Initially, it is assumed Ulder took the poison himself, which would be bad enough, but a scrap of paper seems to indicate he had picked up blackmail as a side trade and every name on the list was present at the time of his death – which both strongly suggest murder. But as bad as a suicide or murder at the Bishop's Palace, is the person who'll be in charge of the investigation: Major Mack, the Chief Constable, who is "a violent Dissenter" and "a real enemy of the Church." Someone who sneers at the clerical tendency to sweep every hint of a scandal under the rug. However, I should note here that "the burly Chief Constable" is described as bursting with prejudices, against prelacy, pacifism and (modern) women, but his distaste for foreigners did not extend to the Dutch. So he probably has a point about those white feathers, harlots and fence crawlers. Personally, I found no reason to dislike the Major. He's a good guy!

Funnily enough, the Major, "who is no mere agnostic," is assisted by Dick Marlin, ex-military intelligence and now a Church deacon, who sees himself as a Church Militant. They make for a surprisingly well-matched pair of characters who ought to have had their own series of mystery novels. Sadly, they only appeared in this one-off. A large chunk of their work consists of drawing the past sins from all of the potential blackmail victims, which also involves one of the Bishop's daughter and this convinces the Major at one point that he has the "duty to arrest the Bishop." It was Marlin who convinced him to hold off the arrest for another day.

The introductory chapters, the subsequent investigation and the depiction of (family) life within the walls of the Bishop's Palace makes for an excellent and fascinating story, which came close to being superior to The Warrielaw Jewel, but the solution was prosaic and uninspired – which prevented the book from being a truly noteworthy detective novel. A genuine shame because I assumed, throughout the entire story, that the book was heading to my best-of list for 2016, but the final two or three chapters prevented that. It's really frustrating when you read a mystery that's consistently great and then fails you in the end. Anyway...

So Arrest the Bishop? is really well written and characterized, but as a detective story, the book stumbled and fell with the finish line in sight.


  1. Thanks for the heads up on this one.
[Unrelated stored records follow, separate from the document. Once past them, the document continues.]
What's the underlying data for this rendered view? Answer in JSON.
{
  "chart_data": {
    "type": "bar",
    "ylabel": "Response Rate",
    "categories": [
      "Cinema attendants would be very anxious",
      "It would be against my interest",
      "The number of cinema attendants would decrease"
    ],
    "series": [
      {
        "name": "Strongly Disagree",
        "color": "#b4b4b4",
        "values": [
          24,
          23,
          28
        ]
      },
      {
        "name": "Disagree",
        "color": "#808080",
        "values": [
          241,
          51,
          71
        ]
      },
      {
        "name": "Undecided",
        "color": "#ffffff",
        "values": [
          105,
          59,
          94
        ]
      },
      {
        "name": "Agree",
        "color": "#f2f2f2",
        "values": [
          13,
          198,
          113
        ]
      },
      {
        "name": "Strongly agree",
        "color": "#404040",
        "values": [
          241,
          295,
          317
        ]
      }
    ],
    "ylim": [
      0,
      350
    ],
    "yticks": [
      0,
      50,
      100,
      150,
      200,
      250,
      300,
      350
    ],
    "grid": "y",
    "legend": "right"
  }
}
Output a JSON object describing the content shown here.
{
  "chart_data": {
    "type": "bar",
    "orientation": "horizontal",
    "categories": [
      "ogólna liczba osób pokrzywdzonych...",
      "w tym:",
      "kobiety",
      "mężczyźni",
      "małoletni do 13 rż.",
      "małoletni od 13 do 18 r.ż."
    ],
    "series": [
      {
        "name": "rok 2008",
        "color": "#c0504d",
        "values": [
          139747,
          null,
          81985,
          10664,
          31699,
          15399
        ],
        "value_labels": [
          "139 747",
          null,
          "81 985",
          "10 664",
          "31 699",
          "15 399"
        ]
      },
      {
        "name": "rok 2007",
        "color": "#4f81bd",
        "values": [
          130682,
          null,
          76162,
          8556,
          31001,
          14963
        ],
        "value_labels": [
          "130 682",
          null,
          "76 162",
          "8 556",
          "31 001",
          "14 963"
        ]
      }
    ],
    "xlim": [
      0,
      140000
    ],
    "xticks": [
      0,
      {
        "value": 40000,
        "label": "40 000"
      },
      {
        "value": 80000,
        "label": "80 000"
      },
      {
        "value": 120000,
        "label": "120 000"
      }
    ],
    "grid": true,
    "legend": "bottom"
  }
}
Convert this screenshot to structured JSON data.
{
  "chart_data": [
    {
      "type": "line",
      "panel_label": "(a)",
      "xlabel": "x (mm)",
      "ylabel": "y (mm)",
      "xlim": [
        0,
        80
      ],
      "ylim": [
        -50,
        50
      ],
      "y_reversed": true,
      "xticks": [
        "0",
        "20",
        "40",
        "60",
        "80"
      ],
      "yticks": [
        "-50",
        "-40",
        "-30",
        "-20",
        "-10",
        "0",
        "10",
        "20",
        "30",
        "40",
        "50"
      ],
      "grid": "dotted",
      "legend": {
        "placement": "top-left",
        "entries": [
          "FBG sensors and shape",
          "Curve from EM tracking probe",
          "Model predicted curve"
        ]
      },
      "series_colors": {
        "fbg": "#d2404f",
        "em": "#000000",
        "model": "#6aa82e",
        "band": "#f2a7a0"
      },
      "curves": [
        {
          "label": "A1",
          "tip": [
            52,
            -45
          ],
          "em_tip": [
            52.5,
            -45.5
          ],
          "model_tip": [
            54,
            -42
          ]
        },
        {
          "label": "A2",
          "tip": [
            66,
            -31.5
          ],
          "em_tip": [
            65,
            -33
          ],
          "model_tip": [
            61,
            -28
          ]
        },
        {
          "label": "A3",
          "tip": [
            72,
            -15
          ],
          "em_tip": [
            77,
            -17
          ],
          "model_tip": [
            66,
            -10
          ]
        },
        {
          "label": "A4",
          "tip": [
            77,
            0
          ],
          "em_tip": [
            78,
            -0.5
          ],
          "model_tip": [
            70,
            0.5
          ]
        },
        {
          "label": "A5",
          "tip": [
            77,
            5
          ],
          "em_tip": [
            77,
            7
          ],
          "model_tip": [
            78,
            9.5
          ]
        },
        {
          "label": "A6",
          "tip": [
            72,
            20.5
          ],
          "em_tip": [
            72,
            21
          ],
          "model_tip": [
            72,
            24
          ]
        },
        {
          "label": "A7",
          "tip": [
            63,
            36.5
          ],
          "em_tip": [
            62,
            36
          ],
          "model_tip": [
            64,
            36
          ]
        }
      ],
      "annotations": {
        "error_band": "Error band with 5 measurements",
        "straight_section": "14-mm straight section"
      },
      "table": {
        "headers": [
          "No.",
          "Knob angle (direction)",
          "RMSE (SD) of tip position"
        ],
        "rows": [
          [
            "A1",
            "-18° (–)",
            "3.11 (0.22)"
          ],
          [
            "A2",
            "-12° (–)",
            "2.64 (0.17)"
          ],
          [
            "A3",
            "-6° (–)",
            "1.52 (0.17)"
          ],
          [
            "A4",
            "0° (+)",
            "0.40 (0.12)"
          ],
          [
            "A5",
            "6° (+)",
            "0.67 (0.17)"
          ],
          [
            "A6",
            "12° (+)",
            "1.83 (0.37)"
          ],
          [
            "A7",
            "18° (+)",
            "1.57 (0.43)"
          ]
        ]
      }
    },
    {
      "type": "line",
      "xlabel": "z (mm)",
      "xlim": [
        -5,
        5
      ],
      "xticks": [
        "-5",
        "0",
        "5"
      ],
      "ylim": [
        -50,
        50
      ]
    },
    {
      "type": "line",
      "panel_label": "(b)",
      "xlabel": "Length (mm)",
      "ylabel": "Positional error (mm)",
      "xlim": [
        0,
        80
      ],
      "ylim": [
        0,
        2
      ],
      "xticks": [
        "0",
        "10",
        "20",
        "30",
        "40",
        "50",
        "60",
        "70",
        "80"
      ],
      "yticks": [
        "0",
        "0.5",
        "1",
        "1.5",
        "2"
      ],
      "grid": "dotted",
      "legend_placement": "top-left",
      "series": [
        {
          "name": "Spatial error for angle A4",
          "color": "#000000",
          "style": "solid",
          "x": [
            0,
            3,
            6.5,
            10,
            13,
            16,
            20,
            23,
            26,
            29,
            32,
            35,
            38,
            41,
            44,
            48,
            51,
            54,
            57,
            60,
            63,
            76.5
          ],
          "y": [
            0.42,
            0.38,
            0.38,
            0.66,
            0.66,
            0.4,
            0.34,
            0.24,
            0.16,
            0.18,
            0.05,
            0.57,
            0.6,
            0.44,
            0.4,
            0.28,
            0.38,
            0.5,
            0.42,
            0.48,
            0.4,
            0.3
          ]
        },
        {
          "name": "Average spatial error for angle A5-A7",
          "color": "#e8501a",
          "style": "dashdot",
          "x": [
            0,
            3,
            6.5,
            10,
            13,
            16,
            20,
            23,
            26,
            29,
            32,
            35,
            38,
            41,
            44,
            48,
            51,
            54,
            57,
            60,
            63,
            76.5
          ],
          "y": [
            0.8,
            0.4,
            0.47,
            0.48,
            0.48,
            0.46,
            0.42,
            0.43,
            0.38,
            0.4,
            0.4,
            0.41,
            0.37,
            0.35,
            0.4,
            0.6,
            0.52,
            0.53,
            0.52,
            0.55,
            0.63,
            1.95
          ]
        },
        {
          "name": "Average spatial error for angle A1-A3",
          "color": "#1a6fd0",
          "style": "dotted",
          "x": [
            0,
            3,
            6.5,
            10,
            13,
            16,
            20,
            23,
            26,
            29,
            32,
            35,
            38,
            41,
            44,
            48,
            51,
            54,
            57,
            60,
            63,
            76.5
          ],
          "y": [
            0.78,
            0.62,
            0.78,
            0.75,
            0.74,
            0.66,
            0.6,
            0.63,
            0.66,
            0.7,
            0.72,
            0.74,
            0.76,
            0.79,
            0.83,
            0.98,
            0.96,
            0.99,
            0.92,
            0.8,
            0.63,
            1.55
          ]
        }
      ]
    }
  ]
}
It sounds interesting. I have a particular interest in mysteries which were published in the immediate post-World War II period. They seem to have a flavor all their own. They feel like the writings of someone who has awakened from a nightmare and found himself lying in ruins; there is something off-kilter about them that feels interesting. The Golden Age has exhausted itself, and a completely different type of mystery, as in Spillane, is about to make its debut, a type more consistent with the tenor of the times.
    On a side note, it seems as though Crippen & Landru are finally, after many years, getting ready to publish their Simon Ark volume, because they have finally announced a date of Spring 2017 for publication. This means we will probably see it in about three years' time. I hope they reprint the early stories that have never been reprinted because I always liked those the best.

    1. This one takes place a few years after the First World War and shows glimpses of the aftermath of that war. Most notably in the character of Dick Marlin, who decided that saving souls, one at a time, was the best he could do for the post-war world.

      I once suggested to Douglas Greene, on the GAD group, to just publish The Complete Short Stories by Edward D. Hoch, but even members of the group thought that was a bit much. But good to know a new Hoch collection is looming on the horizon.